Logistik lexikon

Nicht-containerisierte Fracht: Definition, Arten & Beispiele

Fachartikel: Nicht-containerisierte Fracht – Jenseits der Standardbox

Unter nicht-containerisierter Fracht versteht man alle Güter, die aufgrund ihrer Größe, ihres Gewichts, ihrer Beschaffenheit oder ihrer Menge nicht in standardisierten ISO-Containern transportiert werden können oder sollen. Während der Großteil des Welthandels heute in Containern abgewickelt wird, erfordert nicht-containerisierte Fracht spezialisierte Umschlagstechniken, wie das LOLO-Verfahren (Lift-on/Lift-off) oder RORO (Roll-on/Roll-off). In der Logistikkette des Jahres 2026 spielt diese Frachtart eine entscheidende Rolle für die Infrastruktur und die Rohstoffversorgung.

Kategorien und Beispiele

Nicht-containerisierte Fracht lässt sich in drei Hauptgruppen unterteilen:

1. Stückgut (Breakbulk)Hierbei handelt es sich um Güter, die einzeln verladen werden. Oft sind sie auf Paletten, in Kisten, Fässern oder Säcken verpackt, passen aber aufgrund ihrer Maße nicht in einen Container.

  • Beispiele: Stahlcoils, große Papirollen, Sackware (Zement, Mehl) oder lose verpackte Maschinenteile.

2. Massengut (Bulk Cargo)Güter, die lose und unverpackt direkt in den Laderaum eines Schiffes oder Waggons gefüllt werden.

  • Beispiele: Eisenerz, Kohle, Getreide (Schüttgut) sowie Öl, Flüssiggas oder Chemikalien (Flüssiggut).

3. Projekt- und Schwergut (Oversized Cargo)Ladung, die extreme Dimensionen oder ein sehr hohes Gewicht aufweist und oft Spezialtieflader oder Kräne mit enormer Traglast erfordert.

  • Beispiele: Windkraftflügel, Turbinen für Kraftwerke, Yachten oder Brückenelemente.

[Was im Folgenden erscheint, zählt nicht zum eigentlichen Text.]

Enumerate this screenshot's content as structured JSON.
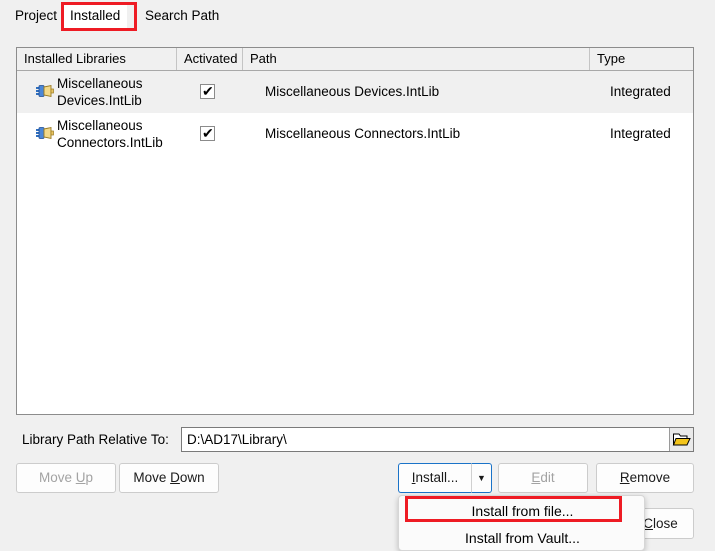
{
  "tabs": [
    {
      "label": "Project",
      "active": false
    },
    {
      "label": "Installed",
      "active": true
    },
    {
      "label": "Search Path",
      "active": false
    }
  ],
  "table": {
    "columns": [
      "Installed Libraries",
      "Activated",
      "Path",
      "Type"
    ],
    "rows": [
      {
        "library": "Miscellaneous Devices.IntLib",
        "library_line1": "Miscellaneous",
        "library_line2": "Devices.IntLib",
        "activated": true,
        "activated_glyph": "✔",
        "path": "Miscellaneous Devices.IntLib",
        "type": "Integrated",
        "selected": true,
        "icon": "connector-icon"
      },
      {
        "library": "Miscellaneous Connectors.IntLib",
        "library_line1": "Miscellaneous",
        "library_line2": "Connectors.IntLib",
        "activated": true,
        "activated_glyph": "✔",
        "path": "Miscellaneous Connectors.IntLib",
        "type": "Integrated",
        "selected": false,
        "icon": "connector-icon"
      }
    ]
  },
  "library_path": {
    "label": "Library Path Relative To:",
    "value": "D:\\AD17\\Library\\",
    "placeholder": "",
    "browse_icon": "open-folder-icon"
  },
  "buttons": {
    "move_up": {
      "label": "Move Up",
      "accel": "U",
      "disabled": true
    },
    "move_down": {
      "label": "Move Down",
      "accel": "D",
      "disabled": false
    },
    "install": {
      "label": "Install...",
      "accel": "I",
      "disabled": false,
      "focused": true
    },
    "install_arrow": {
      "glyph": "▼"
    },
    "edit": {
      "label": "Edit",
      "accel": "E",
      "disabled": true
    },
    "remove": {
      "label": "Remove",
      "accel": "R",
      "disabled": false
    },
    "close": {
      "label": "Close",
      "accel": "C",
      "disabled": false
    }
  },
  "install_menu": {
    "items": [
      {
        "label": "Install from file...",
        "highlighted": true
      },
      {
        "label": "Install from Vault...",
        "highlighted": false
      }
    ]
  },
  "colors": {
    "highlight_red": "#ee1b24",
    "focus_blue": "#1a73c8",
    "window_bg": "#f0f0f0",
    "panel_bg": "#ffffff",
    "selected_row": "#f0f0f0"
  }
}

Logistische Herausforderungen und Steuerung

Der Transport nicht-containerisierter Fracht stellt hohe Anforderungen an das Supply Chain Management:

  • Spezialisierter Umschlag: Da die Standardisierung fehlt, muss jeder Hebevorgang individuell in der Transportplanung kalkuliert werden. Oft kommen bordeigene Kräne zum Einsatz.
  • Ladungssicherung: Im Gegensatz zum geschlossenen Container muss die Fracht an Deck oder im Laderaum aufwendig verzurrt und gegen Witterungseinflüsse geschützt werden.
  • Lagerung: Die Lagerung erfolgt oft auf Freiflächen oder in speziellen Schwergutlagern, da eine Hochregaltechnik für diese Dimensionen meist nicht geeignet ist.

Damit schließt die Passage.